For such an important dish as the Cassoeula, I proposed to propose a lighter version but with all the ingredients of the original dish. The pork rib is cooked under vacuum and at a low temperature. Savoy cabbage is offered both creamed and dried. Pork skin becomes popcorn. A dish that is normally soft and fat is presented with the same aromas but with the pleasantness on the palate of crunchy parts”.
In short, with his recipe Mentasti has managed to bring the most refined palates closer to a dish that honestly isn't for everyone.
The Cassoeula recipe
Ingredients for people 4
1 kg of pork ribs
250 g of pork rinds
200 g of Luganega sausage
1 cabbage
Salt and Pepper To Taste.
Extra virgin olive oil
1 sprig of rosemary
Method
It starts with the pork ribs which are vacuum-packed at a low temperature of 80° for 26 hours, then deboned and browned in a pan.
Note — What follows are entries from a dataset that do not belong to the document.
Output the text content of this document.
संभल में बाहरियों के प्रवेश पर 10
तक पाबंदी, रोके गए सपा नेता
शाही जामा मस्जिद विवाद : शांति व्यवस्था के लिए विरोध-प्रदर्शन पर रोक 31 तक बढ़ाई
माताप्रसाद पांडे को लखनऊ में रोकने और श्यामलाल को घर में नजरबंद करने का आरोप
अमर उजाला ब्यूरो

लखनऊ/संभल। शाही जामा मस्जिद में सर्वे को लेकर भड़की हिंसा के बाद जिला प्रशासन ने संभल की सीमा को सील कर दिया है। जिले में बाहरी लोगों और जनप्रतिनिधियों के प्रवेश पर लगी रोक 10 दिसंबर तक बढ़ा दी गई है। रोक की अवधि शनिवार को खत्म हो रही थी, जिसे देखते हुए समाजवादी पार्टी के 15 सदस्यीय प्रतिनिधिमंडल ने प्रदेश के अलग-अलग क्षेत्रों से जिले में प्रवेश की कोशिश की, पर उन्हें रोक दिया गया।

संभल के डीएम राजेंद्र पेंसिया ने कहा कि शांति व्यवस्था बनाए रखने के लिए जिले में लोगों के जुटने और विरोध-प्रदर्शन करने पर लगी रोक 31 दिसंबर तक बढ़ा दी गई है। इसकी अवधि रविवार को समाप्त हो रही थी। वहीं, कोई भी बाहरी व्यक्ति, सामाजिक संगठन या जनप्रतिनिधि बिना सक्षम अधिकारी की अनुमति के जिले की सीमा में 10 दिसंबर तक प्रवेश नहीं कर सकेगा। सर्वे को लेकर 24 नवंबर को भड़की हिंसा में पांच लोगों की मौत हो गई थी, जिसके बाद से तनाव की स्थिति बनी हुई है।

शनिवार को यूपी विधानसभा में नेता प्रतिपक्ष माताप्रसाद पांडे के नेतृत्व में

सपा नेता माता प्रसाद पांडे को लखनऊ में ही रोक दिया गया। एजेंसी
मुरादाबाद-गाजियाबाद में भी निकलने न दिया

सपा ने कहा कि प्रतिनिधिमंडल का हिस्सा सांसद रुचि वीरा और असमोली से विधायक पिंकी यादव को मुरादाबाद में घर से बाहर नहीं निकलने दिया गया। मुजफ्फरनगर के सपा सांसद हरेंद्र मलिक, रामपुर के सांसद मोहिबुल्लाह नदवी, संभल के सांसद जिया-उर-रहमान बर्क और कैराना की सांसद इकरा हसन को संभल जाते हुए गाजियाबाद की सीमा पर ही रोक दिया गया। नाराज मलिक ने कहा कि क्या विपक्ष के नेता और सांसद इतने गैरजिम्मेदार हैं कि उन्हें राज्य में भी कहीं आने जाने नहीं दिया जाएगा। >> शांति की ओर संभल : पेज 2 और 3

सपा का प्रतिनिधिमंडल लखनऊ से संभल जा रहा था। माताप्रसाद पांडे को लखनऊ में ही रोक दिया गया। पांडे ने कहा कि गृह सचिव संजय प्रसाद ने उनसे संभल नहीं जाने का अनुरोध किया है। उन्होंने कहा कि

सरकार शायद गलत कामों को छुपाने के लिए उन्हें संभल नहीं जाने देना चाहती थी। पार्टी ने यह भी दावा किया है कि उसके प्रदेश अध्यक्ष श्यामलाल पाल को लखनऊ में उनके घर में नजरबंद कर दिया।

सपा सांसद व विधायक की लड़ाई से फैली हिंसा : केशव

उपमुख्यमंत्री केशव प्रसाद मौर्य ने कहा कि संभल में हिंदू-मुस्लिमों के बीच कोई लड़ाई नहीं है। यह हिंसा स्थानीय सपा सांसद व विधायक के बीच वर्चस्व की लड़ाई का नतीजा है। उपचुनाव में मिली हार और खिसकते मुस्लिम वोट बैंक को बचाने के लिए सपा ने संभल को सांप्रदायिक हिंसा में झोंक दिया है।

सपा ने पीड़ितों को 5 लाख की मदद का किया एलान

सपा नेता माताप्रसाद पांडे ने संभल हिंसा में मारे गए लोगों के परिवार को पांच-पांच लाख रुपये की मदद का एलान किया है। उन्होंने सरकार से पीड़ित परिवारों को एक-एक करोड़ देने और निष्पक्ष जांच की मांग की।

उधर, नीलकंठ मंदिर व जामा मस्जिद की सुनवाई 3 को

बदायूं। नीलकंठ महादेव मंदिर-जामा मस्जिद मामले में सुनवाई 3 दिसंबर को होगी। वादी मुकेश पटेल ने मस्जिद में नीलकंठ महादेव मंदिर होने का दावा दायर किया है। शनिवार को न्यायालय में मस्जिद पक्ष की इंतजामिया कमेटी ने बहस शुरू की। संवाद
For the cabbage we proceed with two preparations. The outermost leaves, the slightly harder ones, should be blanched and left to cool. Then they are blended with oil, salt and pepper to obtain a cream.
The inner leaves, the more tender ones, are dehydrated by passing them in the oven at 50°C for two days. It's time to think about the pork rind that needs to be blanched to make it lose its fat. It is then frozen and then placed in the oven at 250 degrees so that the moist part of the rind is lost. Then cut it into chunks and put it in a pan with rosemary, salt and pepper. The effect is that the pieces of rind swell as if they were popcorn and become very crunchy. We continue with the Luganega, a typical Varese sausage, which can be replaced with a knife-edged sausage which is shelled and browned in a pan, always accompanied by a sprig of rosemary, seasoned with salt and pepper.
Welcome
Brush the bottom of the serving dish with the cabbage cream. On this we lay the pork rinds, the sausage, the dehydrated cabbage. Then we pour a few scattered drops of the sauce made from the cooking liquid of the sausages and the rind onto the composition to give a uniform flavor to the whole dish.